Open x-yuri opened 9 years ago

x-yuri commented 9 years ago

First, there doesn't always exist dir for some particular distribution release, like debian-7,8 (which I need now). And there doesn't always exist ruby for that particular release, like 2.0.0-p353 for squeeze. So, why don't we turn system_version into array? Turning test_ruby_patchlevel into array must be a hassle, but you might consider switching to 247... er, which is not available for jessie, so doesn't sound right. But then again, we can download whatever patchlevel available, and set test_ruby_patchlevel=$(ls test/opt/rubies | sed -E 's/.*p([0-9]+)/\1/'), can't we?

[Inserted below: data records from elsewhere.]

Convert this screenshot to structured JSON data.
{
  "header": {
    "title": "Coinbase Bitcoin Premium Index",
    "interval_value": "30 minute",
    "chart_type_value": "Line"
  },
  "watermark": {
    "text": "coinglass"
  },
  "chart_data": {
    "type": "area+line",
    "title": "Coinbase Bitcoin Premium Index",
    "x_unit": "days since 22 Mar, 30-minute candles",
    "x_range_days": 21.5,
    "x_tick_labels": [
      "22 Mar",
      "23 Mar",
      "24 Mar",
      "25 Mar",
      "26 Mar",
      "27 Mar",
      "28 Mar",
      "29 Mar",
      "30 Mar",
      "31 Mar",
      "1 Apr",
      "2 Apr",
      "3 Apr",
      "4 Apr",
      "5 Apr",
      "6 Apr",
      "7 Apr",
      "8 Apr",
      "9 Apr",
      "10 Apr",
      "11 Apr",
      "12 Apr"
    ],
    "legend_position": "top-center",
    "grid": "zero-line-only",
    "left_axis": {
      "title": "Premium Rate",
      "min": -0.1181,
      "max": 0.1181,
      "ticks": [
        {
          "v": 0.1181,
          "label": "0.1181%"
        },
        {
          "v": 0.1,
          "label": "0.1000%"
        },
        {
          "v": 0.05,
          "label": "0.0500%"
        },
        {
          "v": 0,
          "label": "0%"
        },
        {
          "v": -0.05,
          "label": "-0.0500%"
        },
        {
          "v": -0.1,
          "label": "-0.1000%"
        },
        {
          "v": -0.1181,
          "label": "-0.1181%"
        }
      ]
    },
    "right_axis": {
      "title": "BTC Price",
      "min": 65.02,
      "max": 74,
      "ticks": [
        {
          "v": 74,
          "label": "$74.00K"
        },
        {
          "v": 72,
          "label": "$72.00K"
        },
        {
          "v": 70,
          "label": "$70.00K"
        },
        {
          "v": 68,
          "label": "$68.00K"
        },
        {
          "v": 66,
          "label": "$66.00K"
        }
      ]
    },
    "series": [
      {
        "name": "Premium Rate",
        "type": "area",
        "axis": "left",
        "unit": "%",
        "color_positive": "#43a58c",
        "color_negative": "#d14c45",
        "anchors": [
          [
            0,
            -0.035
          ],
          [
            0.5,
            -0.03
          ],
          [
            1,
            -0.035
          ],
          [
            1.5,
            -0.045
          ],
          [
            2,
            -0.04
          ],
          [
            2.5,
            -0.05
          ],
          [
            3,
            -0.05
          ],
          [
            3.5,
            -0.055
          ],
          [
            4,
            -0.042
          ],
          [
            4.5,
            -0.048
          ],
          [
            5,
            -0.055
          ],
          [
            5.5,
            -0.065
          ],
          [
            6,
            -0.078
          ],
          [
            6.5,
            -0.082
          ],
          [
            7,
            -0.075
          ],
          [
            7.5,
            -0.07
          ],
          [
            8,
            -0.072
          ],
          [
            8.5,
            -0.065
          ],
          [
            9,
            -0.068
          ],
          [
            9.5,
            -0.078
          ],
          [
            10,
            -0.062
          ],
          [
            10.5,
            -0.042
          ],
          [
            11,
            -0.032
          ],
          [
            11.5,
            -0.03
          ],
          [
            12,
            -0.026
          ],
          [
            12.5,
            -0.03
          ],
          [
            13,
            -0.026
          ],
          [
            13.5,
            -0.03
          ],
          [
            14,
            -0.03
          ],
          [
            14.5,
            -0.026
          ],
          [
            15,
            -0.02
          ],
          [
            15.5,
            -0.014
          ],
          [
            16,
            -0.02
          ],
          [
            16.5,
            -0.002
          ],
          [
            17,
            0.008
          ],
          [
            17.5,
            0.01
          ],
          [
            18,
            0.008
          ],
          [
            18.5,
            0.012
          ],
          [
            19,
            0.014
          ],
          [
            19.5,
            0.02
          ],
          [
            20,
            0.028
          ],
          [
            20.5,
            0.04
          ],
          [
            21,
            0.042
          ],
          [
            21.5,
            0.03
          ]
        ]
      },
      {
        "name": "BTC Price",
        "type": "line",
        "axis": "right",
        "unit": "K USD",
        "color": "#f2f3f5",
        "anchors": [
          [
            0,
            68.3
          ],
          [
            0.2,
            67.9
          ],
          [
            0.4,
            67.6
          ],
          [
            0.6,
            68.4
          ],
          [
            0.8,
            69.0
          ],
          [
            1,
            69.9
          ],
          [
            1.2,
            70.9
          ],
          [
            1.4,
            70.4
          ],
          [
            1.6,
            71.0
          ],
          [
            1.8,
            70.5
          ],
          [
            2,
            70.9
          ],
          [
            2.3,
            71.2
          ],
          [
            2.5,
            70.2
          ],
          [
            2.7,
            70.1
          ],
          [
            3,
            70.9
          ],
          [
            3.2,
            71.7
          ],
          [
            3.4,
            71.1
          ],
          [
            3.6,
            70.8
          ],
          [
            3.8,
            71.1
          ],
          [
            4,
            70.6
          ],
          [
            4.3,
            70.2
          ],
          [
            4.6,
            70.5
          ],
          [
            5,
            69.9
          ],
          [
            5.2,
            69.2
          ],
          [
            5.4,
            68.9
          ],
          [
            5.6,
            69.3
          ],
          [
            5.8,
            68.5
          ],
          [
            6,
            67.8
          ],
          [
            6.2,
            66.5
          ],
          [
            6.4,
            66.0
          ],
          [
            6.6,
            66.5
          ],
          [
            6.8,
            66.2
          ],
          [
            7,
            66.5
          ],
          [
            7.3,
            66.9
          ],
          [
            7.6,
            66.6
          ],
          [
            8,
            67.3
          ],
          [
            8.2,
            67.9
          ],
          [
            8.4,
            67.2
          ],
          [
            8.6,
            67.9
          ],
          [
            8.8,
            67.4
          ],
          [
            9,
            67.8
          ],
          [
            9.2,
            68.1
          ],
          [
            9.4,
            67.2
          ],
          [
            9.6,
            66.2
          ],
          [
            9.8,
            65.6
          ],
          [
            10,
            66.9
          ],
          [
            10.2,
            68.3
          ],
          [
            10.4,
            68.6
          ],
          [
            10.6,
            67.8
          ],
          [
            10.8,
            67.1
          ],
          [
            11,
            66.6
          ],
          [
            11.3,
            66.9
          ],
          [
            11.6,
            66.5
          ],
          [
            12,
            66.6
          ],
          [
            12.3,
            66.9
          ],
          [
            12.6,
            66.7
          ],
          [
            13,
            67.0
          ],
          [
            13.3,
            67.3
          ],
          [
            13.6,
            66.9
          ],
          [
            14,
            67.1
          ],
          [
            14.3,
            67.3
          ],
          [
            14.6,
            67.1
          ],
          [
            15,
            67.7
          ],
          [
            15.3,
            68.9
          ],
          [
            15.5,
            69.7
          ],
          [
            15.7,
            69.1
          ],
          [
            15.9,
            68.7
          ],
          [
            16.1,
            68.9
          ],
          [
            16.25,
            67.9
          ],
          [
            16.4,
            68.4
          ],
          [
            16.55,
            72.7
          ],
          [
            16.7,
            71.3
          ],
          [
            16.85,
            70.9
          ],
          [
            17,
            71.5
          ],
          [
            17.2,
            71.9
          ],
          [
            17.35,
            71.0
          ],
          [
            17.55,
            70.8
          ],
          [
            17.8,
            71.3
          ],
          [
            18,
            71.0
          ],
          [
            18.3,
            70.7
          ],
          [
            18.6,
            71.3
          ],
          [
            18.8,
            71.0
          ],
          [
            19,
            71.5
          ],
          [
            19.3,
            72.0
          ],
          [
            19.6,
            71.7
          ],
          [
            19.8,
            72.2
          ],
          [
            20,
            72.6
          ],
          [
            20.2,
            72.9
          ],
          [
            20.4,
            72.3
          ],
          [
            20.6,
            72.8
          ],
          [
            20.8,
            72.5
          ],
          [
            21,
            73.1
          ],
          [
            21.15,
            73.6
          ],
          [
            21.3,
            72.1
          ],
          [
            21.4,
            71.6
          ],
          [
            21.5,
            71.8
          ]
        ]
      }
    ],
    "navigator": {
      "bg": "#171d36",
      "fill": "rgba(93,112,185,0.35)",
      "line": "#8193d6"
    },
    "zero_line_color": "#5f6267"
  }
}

postmodern commented 9 years ago

So we used some code from RVM to detect the arch, OS, distro, and then download the precompiled ruby for said platform. Unfortunately, rvm-binary doesn't always have the most complete coverage.

x-yuri commented 9 years ago

So, why do we decide which version to use before knowing it's there? Why don't we download whatever ruby version available?

postmodern commented 9 years ago

The tests depend on knowing a specific version. Usually, rvm-binary has decent coverage for recent ruby versions. If you're platform isn't supported, open an issue with them and they'll look into it.

deivid-rodriguez commented 9 years ago

I just run into the same problem. Using Linux Mint and there's no binaries for it. In that case, defaulting to ubuntu works fine I think.